# Integral of Legendre polynomials with tangent

I have encountered the following relationship$$^{[1][2]}$$, stated without proof both times

$$\int_0^\gamma dt \tan(t/2)\cdot [P_n(\cos(t))+P_{n-1}(\cos(t))]=\frac{1}{n}[P_{n-1}(\cos(\gamma))-P_{n}(\cos(\gamma))]$$

Where $$P_n(x)$$ is the $$n^{th}$$ Legendre polynomial, and $$\gamma<\pi$$.

I've tried integration by parts, substitution of $$u=\cos(t)$$, and looked in Gradshteyn. Mathematica doesn't integrate it (at least, not in the current form). I've verified that the relationship is correct for modest values of $$n$$. I suspect that there is some property of the Legendre polynomials that facilitates this, but I don't see what it is.
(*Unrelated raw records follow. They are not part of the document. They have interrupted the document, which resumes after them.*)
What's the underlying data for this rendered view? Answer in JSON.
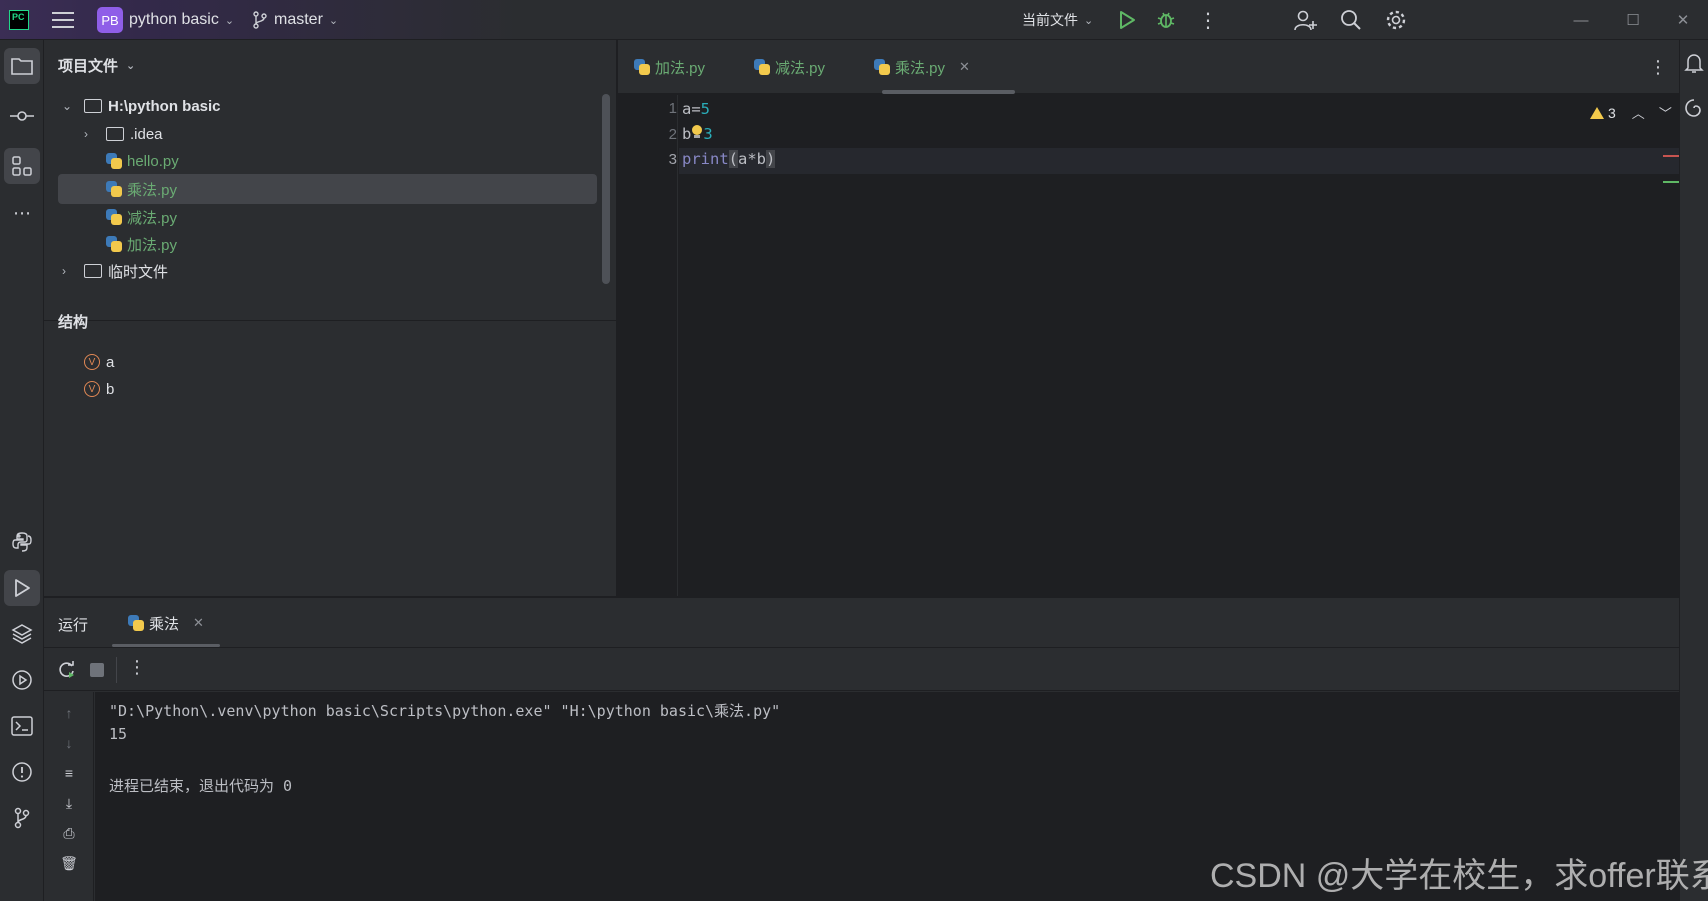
{
  "titlebar": {
    "app_logo": "pycharm-logo",
    "project_badge": "PB",
    "project_name": "python basic",
    "branch": "master",
    "run_config": "当前文件"
  },
  "project_panel": {
    "title": "项目文件",
    "tree": [
      {
        "label": "H:\\python basic",
        "type": "folder",
        "expanded": true,
        "depth": 0
      },
      {
        "label": ".idea",
        "type": "folder",
        "expanded": false,
        "depth": 1
      },
      {
        "label": "hello.py",
        "type": "py",
        "depth": 2
      },
      {
        "label": "乘法.py",
        "type": "py",
        "depth": 2,
        "selected": true
      },
      {
        "label": "减法.py",
        "type": "py",
        "depth": 2
      },
      {
        "label": "加法.py",
        "type": "py",
        "depth": 2
      },
      {
        "label": "临时文件",
        "type": "folder",
        "expanded": false,
        "depth": 0
      }
    ]
  },
  "structure_panel": {
    "title": "结构",
    "items": [
      {
        "badge": "V",
        "label": "a"
      },
      {
        "badge": "V",
        "label": "b"
      }
    ]
  },
  "editor": {
    "tabs": [
      {
        "label": "加法.py",
        "active": false
      },
      {
        "label": "减法.py",
        "active": false
      },
      {
        "label": "乘法.py",
        "active": true
      }
    ],
    "line_numbers": [
      "1",
      "2",
      "3"
    ],
    "lines": [
      "a=5",
      "b=3",
      "print(a*b)"
    ],
    "warning_count": "3"
  },
  "run_panel": {
    "title": "运行",
    "tab_label": "乘法",
    "output": [
      "\"D:\\Python\\.venv\\python basic\\Scripts\\python.exe\" \"H:\\python basic\\乘法.py\"",
      "15",
      "",
      "进程已结束，退出代码为 0"
    ]
  },
  "watermark": "CSDN @大学在校生，求offer联系",
  "colors": {
    "background": "#1e1f22",
    "panel": "#2b2d30",
    "accent_green": "#6aab73",
    "number": "#2aacb8",
    "builtin": "#8888c6"
  }
}
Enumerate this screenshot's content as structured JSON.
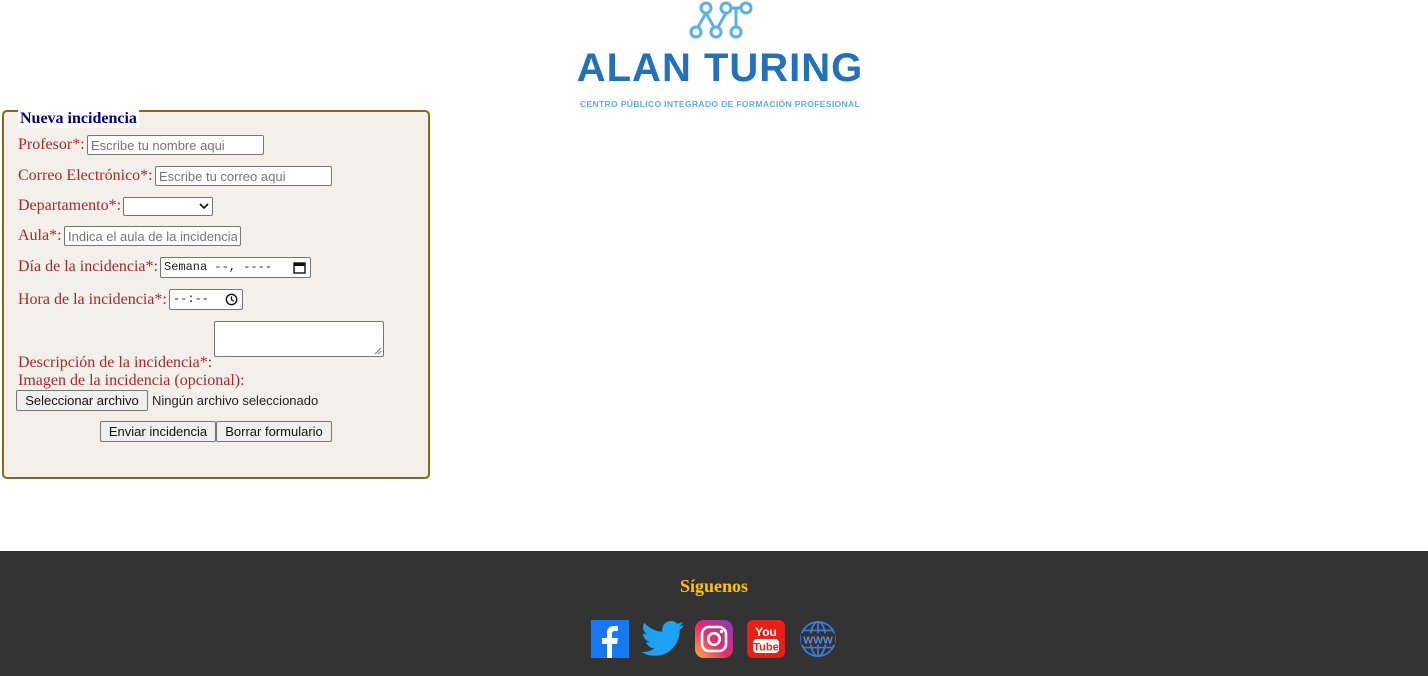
{
  "logo": {
    "name": "ALAN TURING",
    "tagline": "CENTRO PÚBLICO INTEGRADO DE FORMACIÓN PROFESIONAL",
    "brand_color": "#2471b8",
    "accent_color": "#5ab0e4"
  },
  "form": {
    "legend": "Nueva incidencia",
    "profesor": {
      "label": "Profesor*:",
      "placeholder": "Escribe tu nombre aqui",
      "value": ""
    },
    "correo": {
      "label": "Correo Electrónico*:",
      "placeholder": "Escribe tu correo aqui",
      "value": ""
    },
    "departamento": {
      "label": "Departamento*:",
      "selected": ""
    },
    "aula": {
      "label": "Aula*:",
      "placeholder": "Indica el aula de la incidencia",
      "value": ""
    },
    "dia": {
      "label": "Día de la incidencia*:",
      "value": "Semana --, ----"
    },
    "hora": {
      "label": "Hora de la incidencia*:",
      "value": "--:--"
    },
    "descripcion": {
      "label": "Descripción de la incidencia*:",
      "value": ""
    },
    "imagen": {
      "label": "Imagen de la incidencia (opcional):",
      "button": "Seleccionar archivo",
      "status": "Ningún archivo seleccionado"
    },
    "submit_label": "Enviar incidencia",
    "reset_label": "Borrar formulario"
  },
  "footer": {
    "title": "Síguenos",
    "social": [
      {
        "icon": "facebook-icon",
        "color": "#1877f2"
      },
      {
        "icon": "twitter-icon",
        "color": "#1da1f2"
      },
      {
        "icon": "instagram-icon",
        "color": "#e1306c"
      },
      {
        "icon": "youtube-icon",
        "color": "#e62117"
      },
      {
        "icon": "website-icon",
        "color": "#3b7ddd"
      }
    ]
  }
}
[1] Mixed boundary value problems, Dean G. Duffy, eq. 3.1.80, p95

Since $$\tan(x/2)=\frac{\sin(x)}{1+\cos(x)}$$, by letting $$\cos(\gamma)=T\in[-1,1]$$ your identity can be written in the simplified form
$$\int_{T}^{1}\frac{dx}{1+x}(P_n(x)+P_{n-1}(x))\,dx = \frac{1}{n}(P_{n-1}(T)-P_n(T)).$$
The identity clearly holds at $$T=1$$. By differentiating both sides wrt $$T$$ we find Bonnet's identity and we are done.